Размышляя о Брюсе Кеннеди | страница 34
Мириам всегда смущалась от откровений подруги, когда та, утеряв всякий контроль над собой, подробно смаковала нашептанные на ушко сальности, раскрывала тайны эрогенных зон, посвящала в фетишистские фантазии и в то, как часто или редко в Симоне просыпалось желание. Мириам не доставляло ни малейшего удовольствия узнавать подробности вкусов и предпочтений Симона. И несколько дней спустя, когда была у Лауры и увидела, как он в одной рубашке, в штанах для бега трусцой, с кружкой кофе в руках прошлепал из спальни в свою мастерскую, ей очень не хотелось думать о том, что там нарассказала Лаура, но тщетно. Выслушивая интимные подробности, о которых не просила, она не могла отделаться от мысли, что ее подруге, по сути, чего-то не хватает и об этом «что-то» она, при всей откровенности, никогда не станет рассказывать.
У Симона и Лауры не было общих детей. Только две барышни-подростка от одного из прошлых браков Симона, они жили с матерью, иногда приезжали погостить. Наверное, дело в этом. Наверное, Лаура в свои сорок три по-прежнему верила в некую «девчоностность», с которой не хотела расставаться.

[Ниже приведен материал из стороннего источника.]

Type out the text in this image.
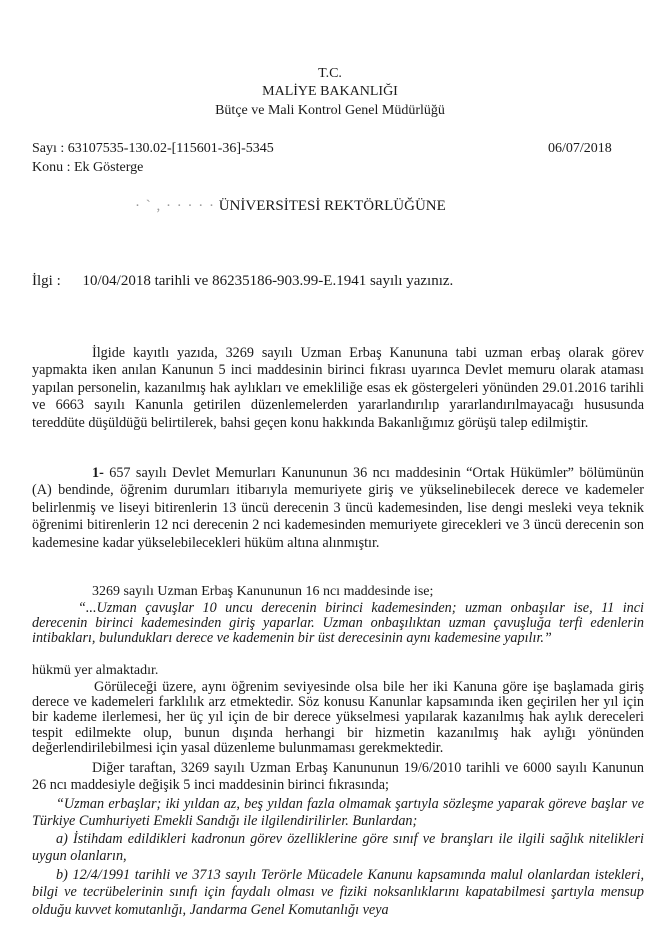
T.C.
MALİYE BAKANLIĞI
Bütçe ve Mali Kontrol Genel Müdürlüğü
Sayı : 63107535-130.02-[115601-36]-5345	06/07/2018
Konu : Ek Gösterge
· ` , · · · · · ÜNİVERSİTESİ REKTÖRLÜĞÜNE
İlgi : 10/04/2018 tarihli ve 86235186-903.99-E.1941 sayılı yazınız.
İlgide kayıtlı yazıda, 3269 sayılı Uzman Erbaş Kanununa tabi uzman erbaş olarak görev yapmakta iken anılan Kanunun 5 inci maddesinin birinci fıkrası uyarınca Devlet memuru olarak ataması yapılan personelin, kazanılmış hak aylıkları ve emekliliğe esas ek göstergeleri yönünden 29.01.2016 tarihli ve 6663 sayılı Kanunla getirilen düzenlemelerden yararlandırılıp yararlandırılmayacağı hususunda tereddüte düşüldüğü belirtilerek, bahsi geçen konu hakkında Bakanlığımız görüşü talep edilmiştir.
1- 657 sayılı Devlet Memurları Kanununun 36 ncı maddesinin “Ortak Hükümler” bölümünün (A) bendinde, öğrenim durumları itibarıyla memuriyete giriş ve yükselinebilecek derece ve kademeler belirlenmiş ve liseyi bitirenlerin 13 üncü derecenin 3 üncü kademesinden, lise dengi mesleki veya teknik öğrenimi bitirenlerin 12 nci derecenin 2 nci kademesinden memuriyete girecekleri ve 3 üncü derecenin son kademesine kadar yükselebilecekleri hüküm altına alınmıştır.
3269 sayılı Uzman Erbaş Kanununun 16 ncı maddesinde ise;
“...Uzman çavuşlar 10 uncu derecenin birinci kademesinden; uzman onbaşılar ise, 11 inci derecenin birinci kademesinden giriş yaparlar. Uzman onbaşılıktan uzman çavuşluğa terfi edenlerin intibakları, bulundukları derece ve kademenin bir üst derecesinin aynı kademesine yapılır.”
hükmü yer almaktadır.
Görüleceği üzere, aynı öğrenim seviyesinde olsa bile her iki Kanuna göre işe başlamada giriş derece ve kademeleri farklılık arz etmektedir. Söz konusu Kanunlar kapsamında iken geçirilen her yıl için bir kademe ilerlemesi, her üç yıl için de bir derece yükselmesi yapılarak kazanılmış hak aylık dereceleri tespit edilmekte olup, bunun dışında herhangi bir hizmetin kazanılmış hak aylığı yönünden değerlendirilebilmesi için yasal düzenleme bulunmaması gerekmektedir.
Diğer taraftan, 3269 sayılı Uzman Erbaş Kanununun 19/6/2010 tarihli ve 6000 sayılı Kanunun 26 ncı maddesiyle değişik 5 inci maddesinin birinci fıkrasında;
“Uzman erbaşlar; iki yıldan az, beş yıldan fazla olmamak şartıyla sözleşme yaparak göreve başlar ve Türkiye Cumhuriyeti Emekli Sandığı ile ilgilendirilirler. Bunlardan;
a) İstihdam edildikleri kadronun görev özelliklerine göre sınıf ve branşları ile ilgili sağlık nitelikleri uygun olanların,
b) 12/4/1991 tarihli ve 3713 sayılı Terörle Mücadele Kanunu kapsamında malul olanlardan istekleri, bilgi ve tecrübelerinin sınıfı için faydalı olması ve fiziki noksanlıklarını kapatabilmesi şartıyla mensup olduğu kuvvet komutanlığı, Jandarma Genel Komutanlığı veya
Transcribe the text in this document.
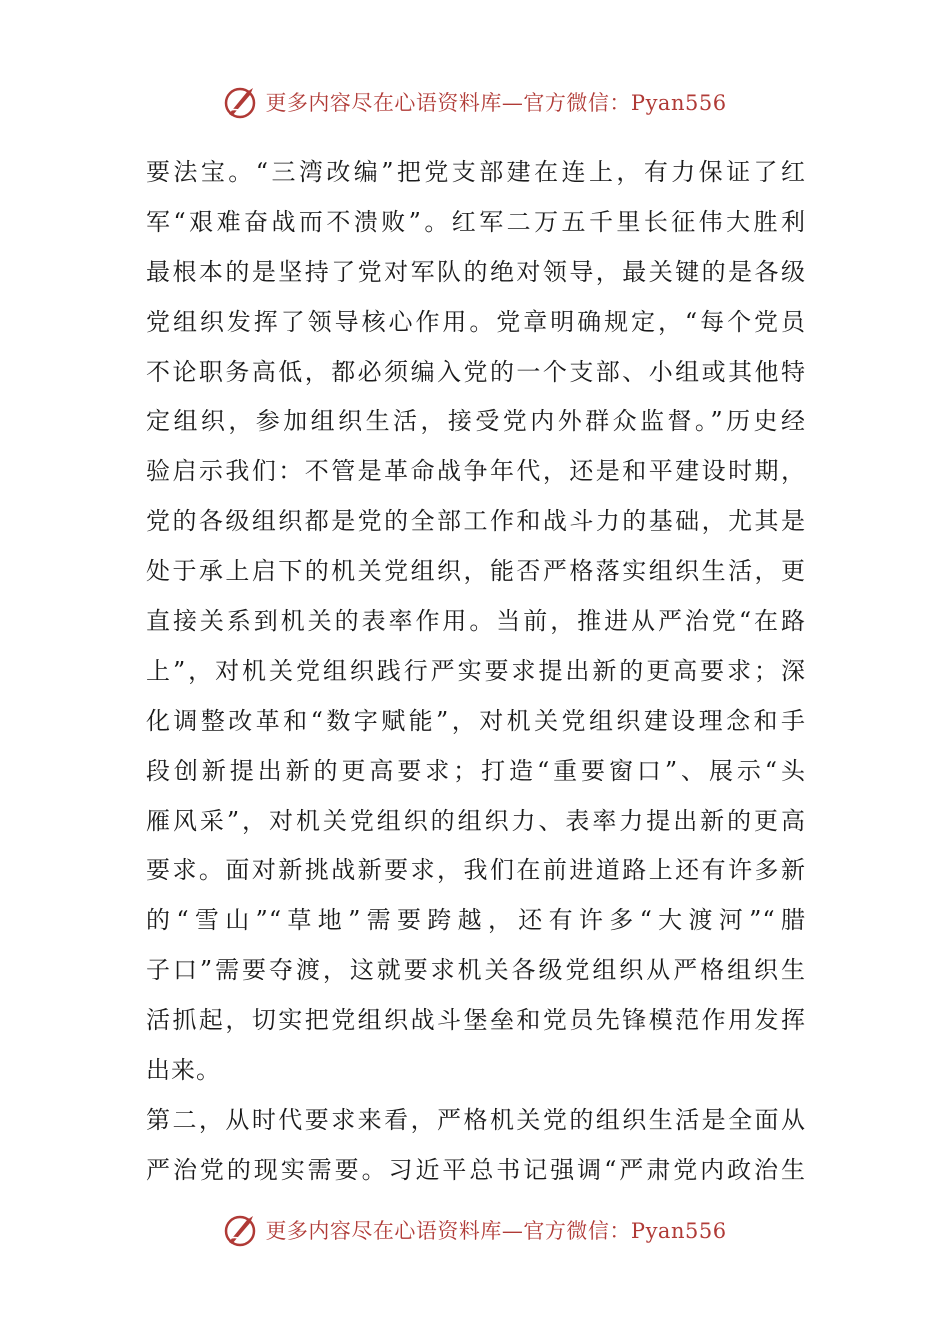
更多内容尽在心语资料库—官方微信：Pyan556
要法宝。“三湾改编”把党支部建在连上，有力保证了红
军“艰难奋战而不溃败”。红军二万五千里长征伟大胜利
最根本的是坚持了党对军队的绝对领导，最关键的是各级
党组织发挥了领导核心作用。党章明确规定，“每个党员
不论职务高低，都必须编入党的一个支部、小组或其他特
定组织，参加组织生活，接受党内外群众监督。”历史经
验启示我们：不管是革命战争年代，还是和平建设时期，
党的各级组织都是党的全部工作和战斗力的基础，尤其是
处于承上启下的机关党组织，能否严格落实组织生活，更
直接关系到机关的表率作用。当前，推进从严治党“在路
上”，对机关党组织践行严实要求提出新的更高要求；深
化调整改革和“数字赋能”，对机关党组织建设理念和手
段创新提出新的更高要求；打造“重要窗口”、展示“头
雁风采”，对机关党组织的组织力、表率力提出新的更高
要求。面对新挑战新要求，我们在前进道路上还有许多新
的“雪山”“草地”需要跨越，还有许多“大渡河”“腊
子口”需要夺渡，这就要求机关各级党组织从严格组织生
活抓起，切实把党组织战斗堡垒和党员先锋模范作用发挥
出来。
第二，从时代要求来看，严格机关党的组织生活是全面从
严治党的现实需要。习近平总书记强调“严肃党内政治生
更多内容尽在心语资料库—官方微信：Pyan556
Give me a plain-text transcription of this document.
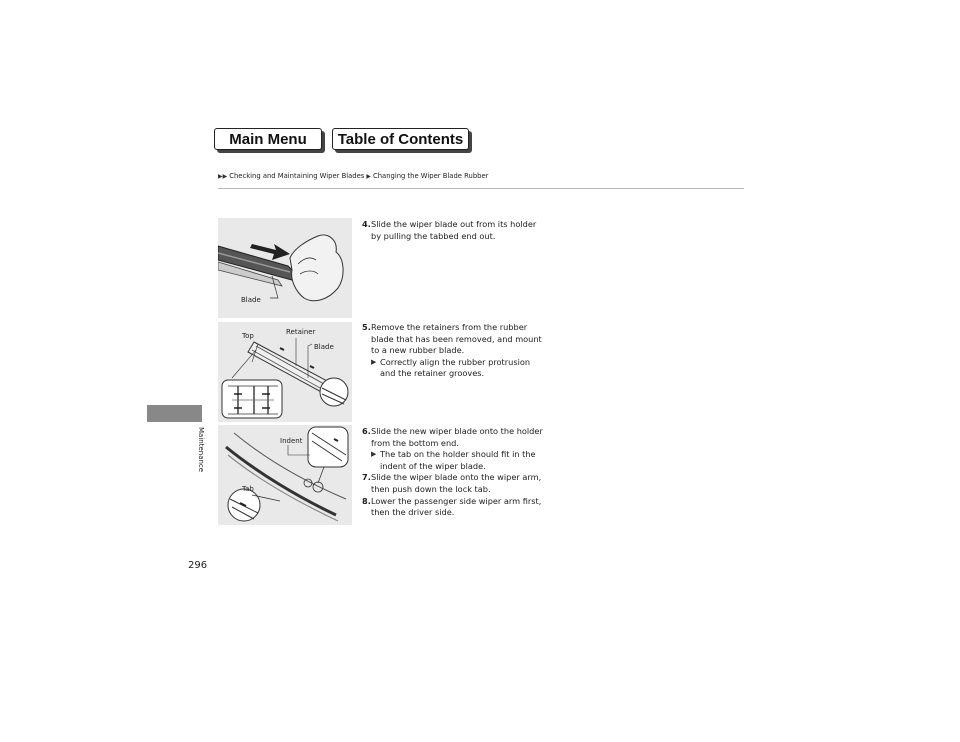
Main Menu	Table of Contents
▶▶ Checking and Maintaining Wiper Blades ▶ Changing the Wiper Blade Rubber
Maintenance
296
Blade
Top	Retainer
Blade
Indent
Tab

4. Slide the wiper blade out from its holder by pulling the tabbed end out.

5. Remove the retainers from the rubber blade that has been removed, and mount to a new rubber blade.

▶ Correctly align the rubber protrusion and the retainer grooves.

6. Slide the new wiper blade onto the holder from the bottom end.

▶ The tab on the holder should fit in the indent of the wiper blade.

7. Slide the wiper blade onto the wiper arm, then push down the lock tab.

8. Lower the passenger side wiper arm first, then the driver side.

Всякий раз, как они встречались с подругами, речь тоже заходила об интимных деталях. В таких случаях много пили, этот аспект опять-таки их соединил. Как и то, что все они были замужем или жили с мужчинами творческих профессий.
Так и познакомились. Через мужей. Мириам очень сомневалась, что, не будь мужей, они бы подружились, случайно повстречавшись на улице. Порой она задавалась вопросом, подруги ли они на самом деле. Не так давно она видела документальный фильм о женах футболистов и поразилась сходству. Эти женщины стали подругами не по собственному выбору. Существовала некая общность судьбы, одиночество, в особенности у тех, чьи мужья играли в зарубежных клубах, и это одиночество притянуло их друг к другу.
Некоторые из ее подружек также подались в творчество. Одна что-то там ваяла, другая фотографировала — Мириам всегда с сочувственным пониманием смотрела на их старания. В этих скульптурах и фотографиях, стоявших в тени «настоящих произведений искусства», сквозило что-то душераздирающее. Они были вторичны, подчиняясь, с одной стороны, покровительственному, а с другой — гнетущему авторитету тени признанных произведений, не имели внутренней самостоятельности и с первым появлением солнечного света должны бы, подобно туману, испариться в его лучах.
Ее ваяющим подругам удавалось, благодаря звучным именам мужей, устраивать свои выставки у знакомых галеристов. Мириам не раз бывала на их открытии — и никогда толком не знала, на что смотреть. Все это напоминало этакую заместительную печаль: ощущение ненужности сделанного, какие-то глиняные грелки для чайников, куклы из серого металла, фотографии «женских» объектов вроде прокладок и выбритых вагин, как правило снятых в композициях с неотъемлемыми предметами — бритвами и зеркалами — и в нарочито резком освещении, фотографии вполне четкие по краям, но при увеличении размытые в середине.